My PC at home connections to our wifi router, using a belkin 54g desktop card.
My router is configured with WPA encryption, no limits on connection speeds, and is mac address filtered
When this pc is connected it has full excellent or very good connection strength running at 54mb/s, and this pc remains on constantly as i have one or two shared items running from it. How ever over time the connection speed drops, and occasionally the signal strength hits low. I am currently using the best channel that i can for my house, and after repairing the connection it goes back up to full speed.
I find it strange that this happens, all power save options on the card are turned off, and i havent yet managed to isolate a commonality between the times this happens, admittedly the signal doesnt drop horrifically badly sometimes it goes to 18, but the lowest can be 11. To fix it i just repair the windows connection and it works fine
Any idea's?
(not sure if this should be in networks or hardware threat)

It's a possibility a neighbour has a wireless access point very close to yours which is causing interference. I would recommend you change the wireless channel on the router to something different (for experimental purposes).
I have tried changing the channels numerous times in the past and to no avail. It usually occurs if im using alot of the bandwidth between my pc and the router. Which could mean its my pc, it just seems strange
For instance today i rebooted my router, and my pc connected to it fine when it came back on. How ever the connection speed was 18mbps, it was also at this before i rebooted the router. After repairing the connection on my machine the speed went back up to normal.
I Believe i am currently using the latest possible belkin drivers for my card aswell
Adam
Also try using a plain "G" setting, no "B", no extended range stuff, No 108 speed stuff, just 54G. We use wireless exclusively at private school where I work. Our access points are capable of the B, G and N wireless standards, but I'm not so sure that every wireless laptop, iphone, and desktop's interoperability lives up to those compatibility standards as advertised. So we run "G" and have gotten better results at times.
additionally, we put a Hawking 15dbi corner antenna on the main access point and noticed an immediate throughput improvement on our clients. Clients that fluctuated from 36,24,18,and 11, bumped up to 54, 48, 36mbps.
We have a building about 40yards away from the main transmitting access point. We added a signal booster (200-400Mw) and another high gain antenna to boost reception through our trees and brick walls on our existing Linksys wireless bridge and it made a big difference in consistent throughput. We used to get 2mbps speeds and lots of dropped connections. Once we went to 54G with the antenna's and booster we could get up to 36, 24, 18mbps fairly consistently with virtually no dropouts.

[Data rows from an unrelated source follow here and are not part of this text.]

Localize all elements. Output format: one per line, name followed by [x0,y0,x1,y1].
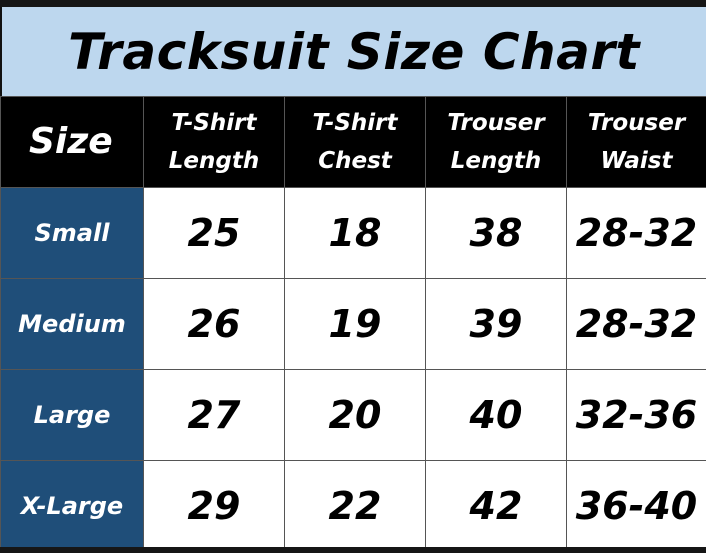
table-row: Large 27 20 40 32-36 [0,369,706,461]
cell: 25 [143,187,285,279]
cell: 28-32 [566,187,706,279]
cell: 32-36 [566,369,706,461]
cell: 22 [284,460,426,552]
chart-title: Tracksuit Size Chart [2,7,706,96]
table-row: Medium 26 19 39 28-32 [0,278,706,370]
header-tshirt-chest: T-Shirt Chest [284,96,426,188]
size-label: X-Large [0,460,144,552]
cell: 28-32 [566,278,706,370]
cell: 26 [143,278,285,370]
header-trouser-waist: Trouser Waist [566,96,706,188]
table-row: Small 25 18 38 28-32 [0,187,706,279]
size-label: Small [0,187,144,279]
header-line: Chest [318,148,392,174]
table-row: X-Large 29 22 42 36-40 [0,460,706,552]
header-size: Size [0,96,144,188]
header-trouser-length: Trouser Length [425,96,567,188]
header-line: Trouser [447,110,545,136]
size-label: Large [0,369,144,461]
size-table: Size T-Shirt Length T-Shirt Chest Trouser L… [0,96,706,552]
cell: 36-40 [566,460,706,552]
cell: 19 [284,278,426,370]
header-line: T-Shirt [312,110,398,136]
cell: 29 [143,460,285,552]
cell: 27 [143,369,285,461]
header-line: Length [450,148,542,174]
cell: 20 [284,369,426,461]
bottom-border [0,547,706,553]
header-line: Trouser [587,110,686,136]
cell: 38 [425,187,567,279]
cell: 42 [425,460,567,552]
header-tshirt-length: T-Shirt Length [143,96,285,188]
header-line: Length [168,148,260,174]
top-border [0,0,706,7]
header-line: Waist [600,148,673,174]
cell: 18 [284,187,426,279]
cell: 39 [425,278,567,370]
header-row: Size T-Shirt Length T-Shirt Chest Trouser L… [0,96,706,188]
header-line: T-Shirt [171,110,257,136]
size-label: Medium [0,278,144,370]
cell: 40 [425,369,567,461]
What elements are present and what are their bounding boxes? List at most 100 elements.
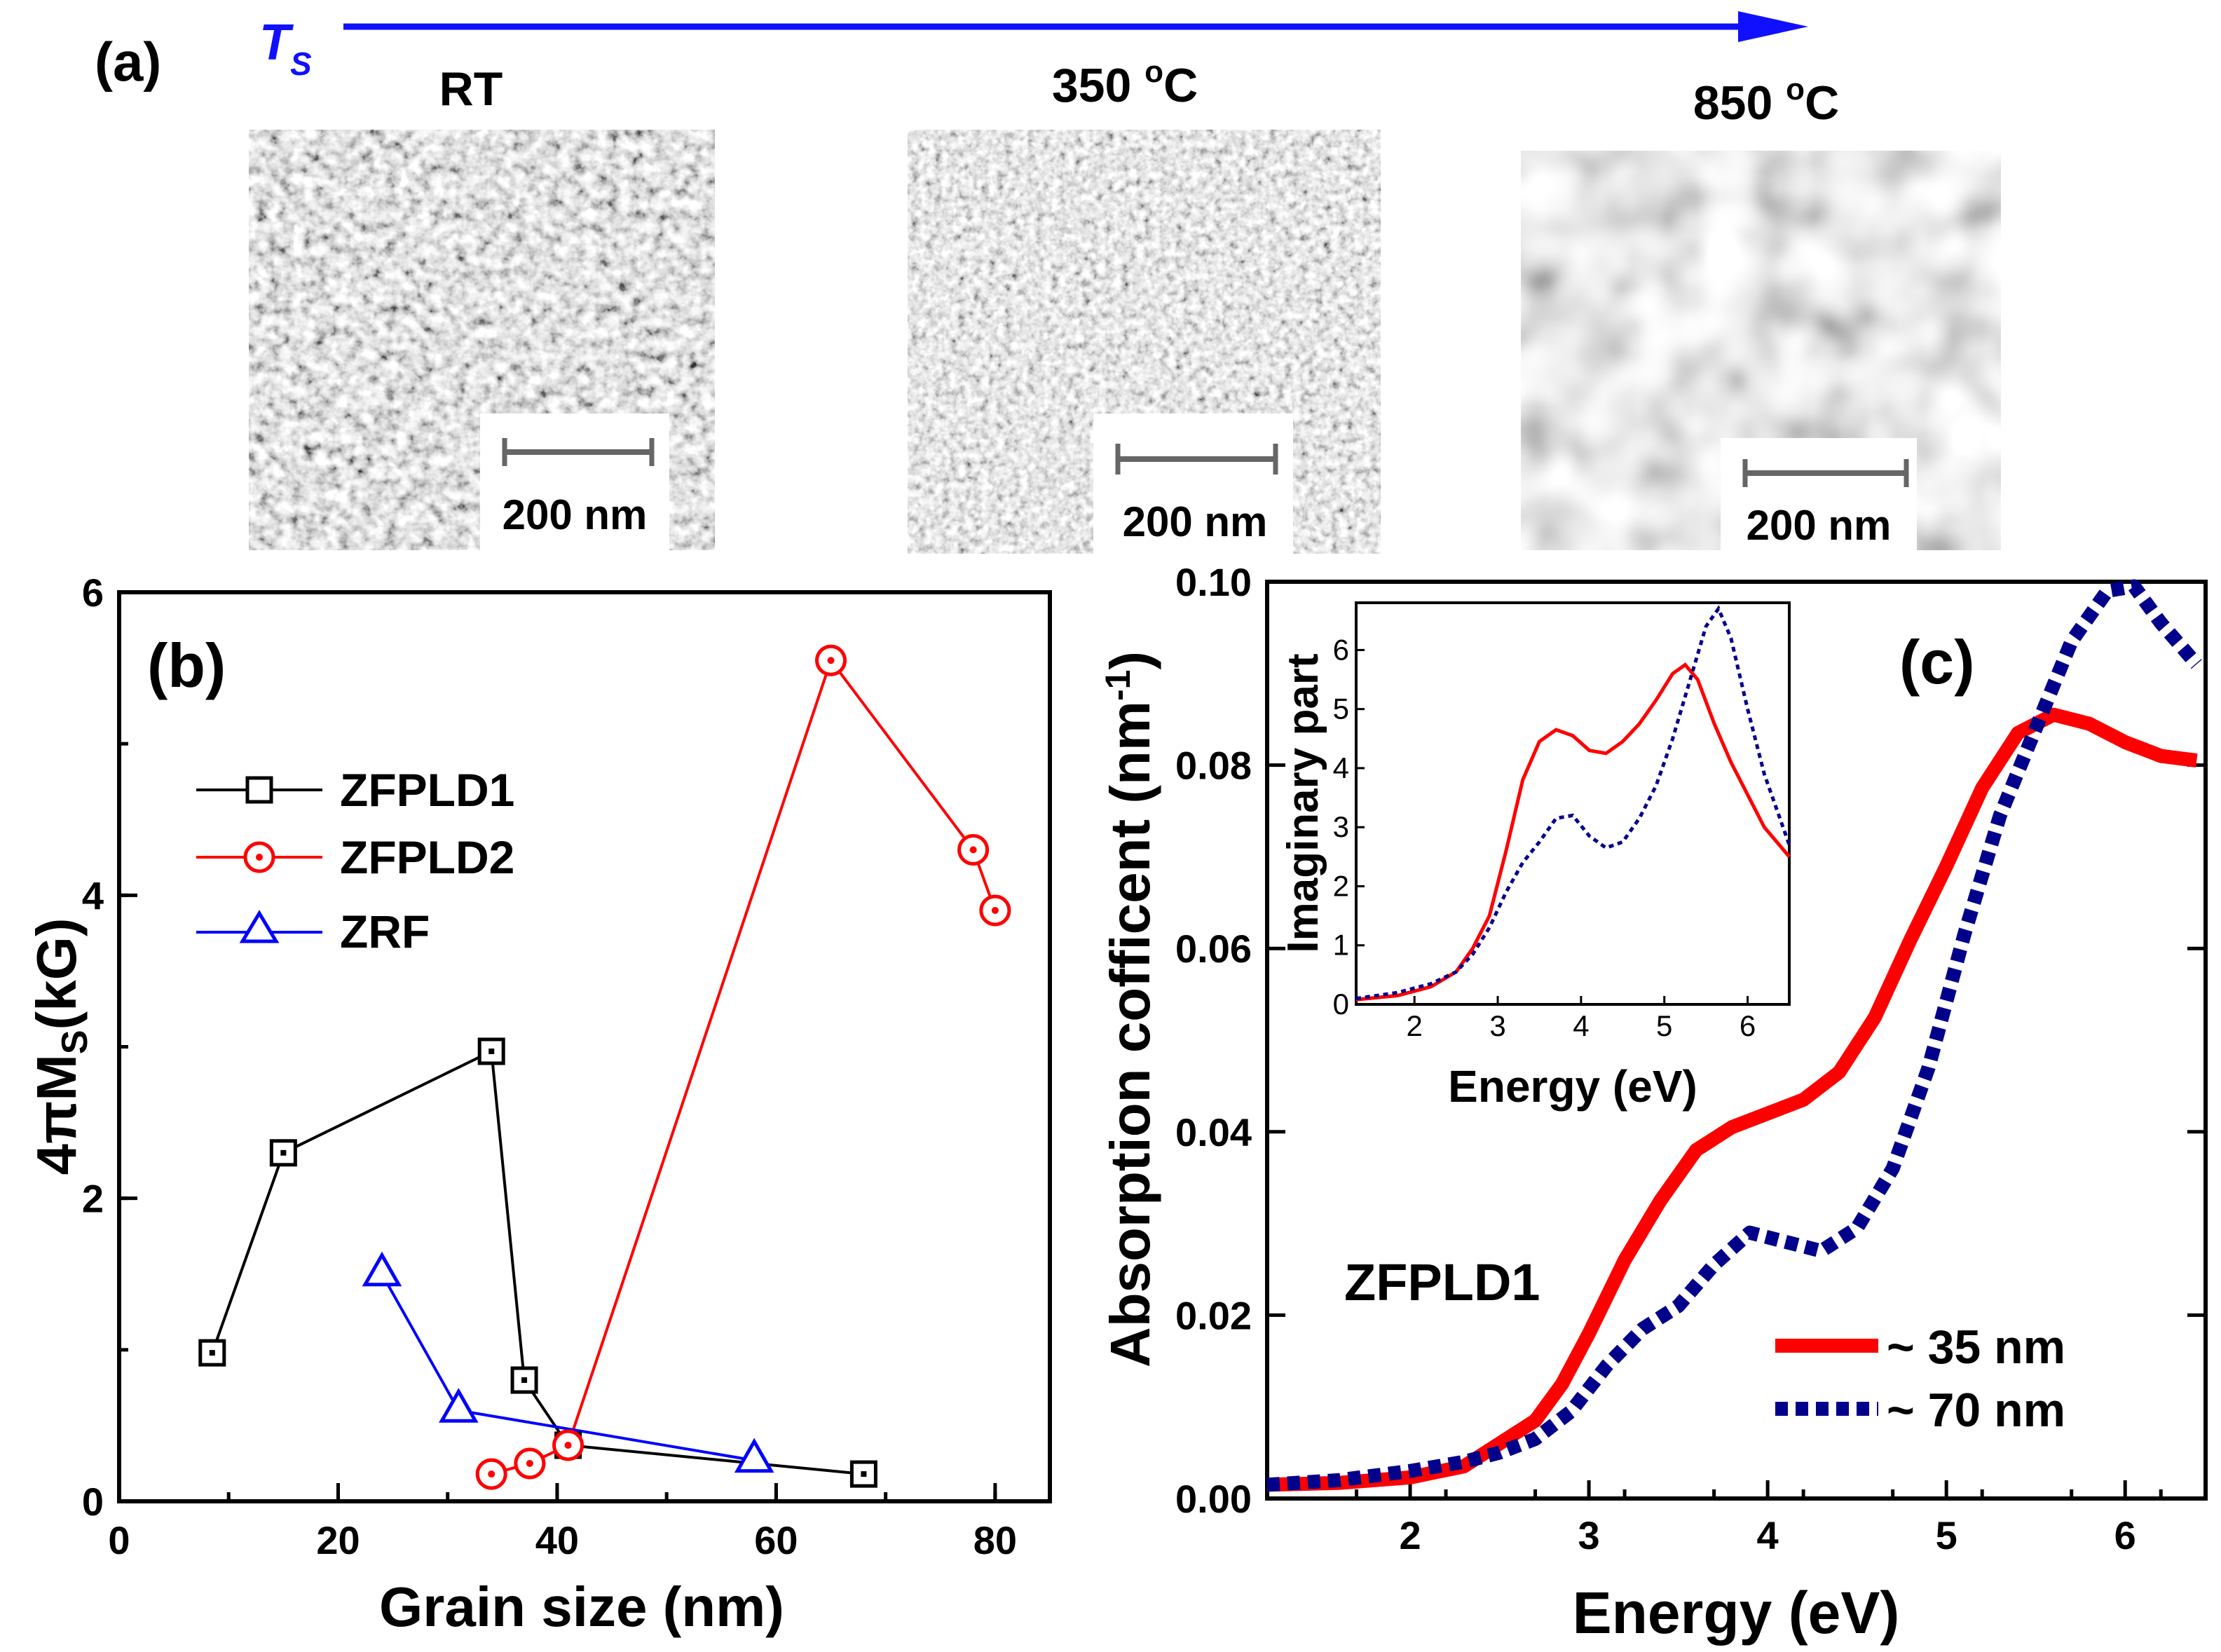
- b-xtick-label-1: 20: [316, 1518, 360, 1562]
- panel-b-xlabel: Grain size (nm): [379, 1576, 784, 1638]
- inset-xtick-label-0: 2: [1407, 1009, 1423, 1042]
- legend-zfpld1-label: ZFPLD1: [340, 764, 514, 816]
- inset-series-35nm-curve: [1355, 662, 1791, 1002]
- panel-c-ylabel-close: ): [1099, 651, 1161, 670]
- inset-ytick-label-5: 5: [1333, 692, 1349, 725]
- point-zfpld1-1-center: [280, 1149, 287, 1156]
- inset-ytick-label-3: 3: [1333, 810, 1349, 843]
- panel-c-inset: 2 3 4 5 6 0 1 2 3 4 5 6 Energy (eV) Imaginary part: [1279, 601, 1791, 1112]
- series-35nm-curve: [1266, 707, 2198, 1492]
- c-xtick-label-1: 3: [1578, 1513, 1600, 1557]
- legend-zrf-marker: [239, 910, 280, 943]
- sample-850-label: 850 oC: [1693, 72, 1839, 130]
- ts-axis-symbol: TS: [259, 15, 312, 82]
- b-xtick-label-0: 0: [108, 1518, 130, 1562]
- panel-b-ylabel-text: 4πM: [25, 1054, 88, 1175]
- scale-text-rt: 200 nm: [503, 491, 648, 538]
- point-zfpld1-5-center: [861, 1471, 867, 1477]
- c-xtick-label-3: 5: [1936, 1513, 1957, 1557]
- point-zfpld1-2-center: [488, 1048, 495, 1054]
- sample-rt-label: RT: [439, 62, 503, 116]
- panel-b-frame: [117, 590, 1052, 1503]
- inset-xtick-label-1: 3: [1489, 1009, 1505, 1042]
- c-ytick-label-0: 0.00: [1175, 1477, 1252, 1521]
- inset-xlabel: Energy (eV): [1448, 1061, 1697, 1112]
- point-zfpld2-0-center: [488, 1470, 496, 1478]
- ts-subscript: S: [290, 46, 312, 82]
- inset-xtick-label-4: 6: [1740, 1009, 1756, 1042]
- point-zfpld2-5-center: [991, 906, 999, 914]
- c-xtick-label-2: 4: [1757, 1513, 1779, 1557]
- panel-c-ylabel: Absorption cofficent (nm-1): [1098, 651, 1161, 1367]
- point-zrf-0: [362, 1251, 402, 1287]
- legend-70nm-label: ~ 70 nm: [1887, 1384, 2065, 1437]
- panel-c-xlabel: Energy (eV): [1573, 1580, 1900, 1646]
- panel-b-ylabel-subscript: S: [55, 1030, 95, 1054]
- legend-zfpld1: ZFPLD1: [196, 764, 514, 816]
- b-xtick-label-2: 40: [535, 1518, 579, 1562]
- legend-35nm-label: ~ 35 nm: [1887, 1320, 2065, 1374]
- panel-c-ylabel-superscript: -1: [1098, 670, 1137, 701]
- sample-850-label-degree: o: [1786, 72, 1805, 107]
- point-zfpld1-3-center: [521, 1377, 528, 1384]
- series-zfpld1-line: [210, 1049, 864, 1476]
- scale-box-350: [1093, 414, 1293, 554]
- legend-zrf: ZRF: [196, 906, 430, 957]
- b-ytick-label-1: 2: [82, 1177, 104, 1221]
- c-ytick-label-1: 0.02: [1175, 1293, 1252, 1337]
- c-xtick-label-4: 6: [2114, 1513, 2136, 1557]
- panel-b-ylabel: 4πMS(kG): [25, 917, 95, 1175]
- panel-b-label: (b): [147, 631, 226, 700]
- inset-ytick-label-6: 6: [1333, 633, 1349, 666]
- c-ytick-label-2: 0.04: [1175, 1110, 1252, 1154]
- c-ytick-label-4: 0.08: [1175, 744, 1252, 788]
- legend-zfpld2-label: ZFPLD2: [340, 831, 514, 883]
- scale-box-850: [1721, 438, 1917, 550]
- b-ytick-label-2: 4: [82, 873, 104, 917]
- c-ytick-label-3: 0.06: [1175, 927, 1252, 971]
- panel-c-series: [1266, 579, 2202, 1492]
- inset-ticks: 2 3 4 5 6 0 1 2 3 4 5 6: [1333, 633, 1756, 1042]
- panel-c-label: (c): [1899, 627, 1975, 697]
- c-xtick-label-0: 2: [1399, 1513, 1421, 1557]
- panel-b-ylabel-unit: (kG): [25, 917, 88, 1030]
- sample-350-label-degree: o: [1144, 55, 1163, 89]
- point-zrf-2: [734, 1438, 774, 1473]
- panel-a: (a) TS RT 200 nm 350 oC 200 nm 850 oC 20…: [95, 11, 2001, 554]
- b-xtick-label-4: 80: [973, 1518, 1017, 1562]
- inset-xtick-label-3: 5: [1656, 1009, 1672, 1042]
- sample-350-label-value: 350: [1052, 59, 1144, 112]
- scale-text-850: 200 nm: [1747, 502, 1892, 549]
- sample-350-label-unit: C: [1163, 59, 1198, 112]
- sample-850-label-unit: C: [1805, 76, 1839, 130]
- inset-series: [1355, 605, 1791, 1002]
- inset-xtick-label-2: 4: [1573, 1009, 1589, 1042]
- inset-ytick-label-2: 2: [1333, 869, 1349, 902]
- b-ytick-label-0: 0: [82, 1480, 104, 1524]
- scale-box-rt: [480, 414, 669, 550]
- panel-b-ticks: 0 20 40 60 80 0 2 4 6: [82, 571, 1017, 1562]
- point-zfpld2-2-center: [564, 1442, 572, 1449]
- inset-ylabel: Imaginary part: [1279, 653, 1327, 953]
- scale-text-350: 200 nm: [1123, 498, 1268, 545]
- panel-c-frame: [1265, 580, 2208, 1501]
- legend-zfpld1-marker: [245, 776, 273, 804]
- panel-b-chart: 0 20 40 60 80 0 2 4 6 (b) ZFPLD1 ZFPLD2 ZRF Grai…: [25, 571, 1052, 1638]
- sample-850-label-value: 850: [1693, 76, 1786, 130]
- inset-ytick-label-0: 0: [1333, 988, 1349, 1020]
- point-zrf-1: [439, 1388, 479, 1423]
- ts-arrow-head: [1738, 11, 1808, 42]
- c-ytick-label-5: 0.10: [1175, 560, 1252, 604]
- panel-c-legend: ~ 35 nm ~ 70 nm: [1775, 1320, 2065, 1437]
- panel-a-label: (a): [95, 31, 161, 93]
- panel-c-ylabel-text: Absorption cofficent (nm: [1099, 701, 1161, 1367]
- point-zfpld1-0-center: [209, 1350, 215, 1356]
- panel-c-annotation: ZFPLD1: [1344, 1253, 1540, 1311]
- b-xtick-label-3: 60: [754, 1518, 798, 1562]
- point-zfpld2-1-center: [526, 1459, 533, 1467]
- b-ytick-label-3: 6: [82, 571, 104, 615]
- ts-symbol: T: [259, 15, 294, 71]
- series-zfpld2-line: [491, 657, 997, 1476]
- panel-c-chart: 2 3 4 5 6 0.00 0.02 0.04 0.06 0.08 0.10 (c) ZFPLD1…: [1098, 560, 2208, 1646]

We have another situation with a linksys WAP54G access point and a desktop that is only 5 feet away line of sight and the speeds are low, like 2mbps at times. All I can figure is that the drivers on the desktop wireless card are just junk,or the card is junk. I bought a few 20 dollar wireless USB flash drive style cards to plug in to computers to see if the connection improves with these. If they do, I know the internal wireless cards are the problem, and not obstacles or desktop placement.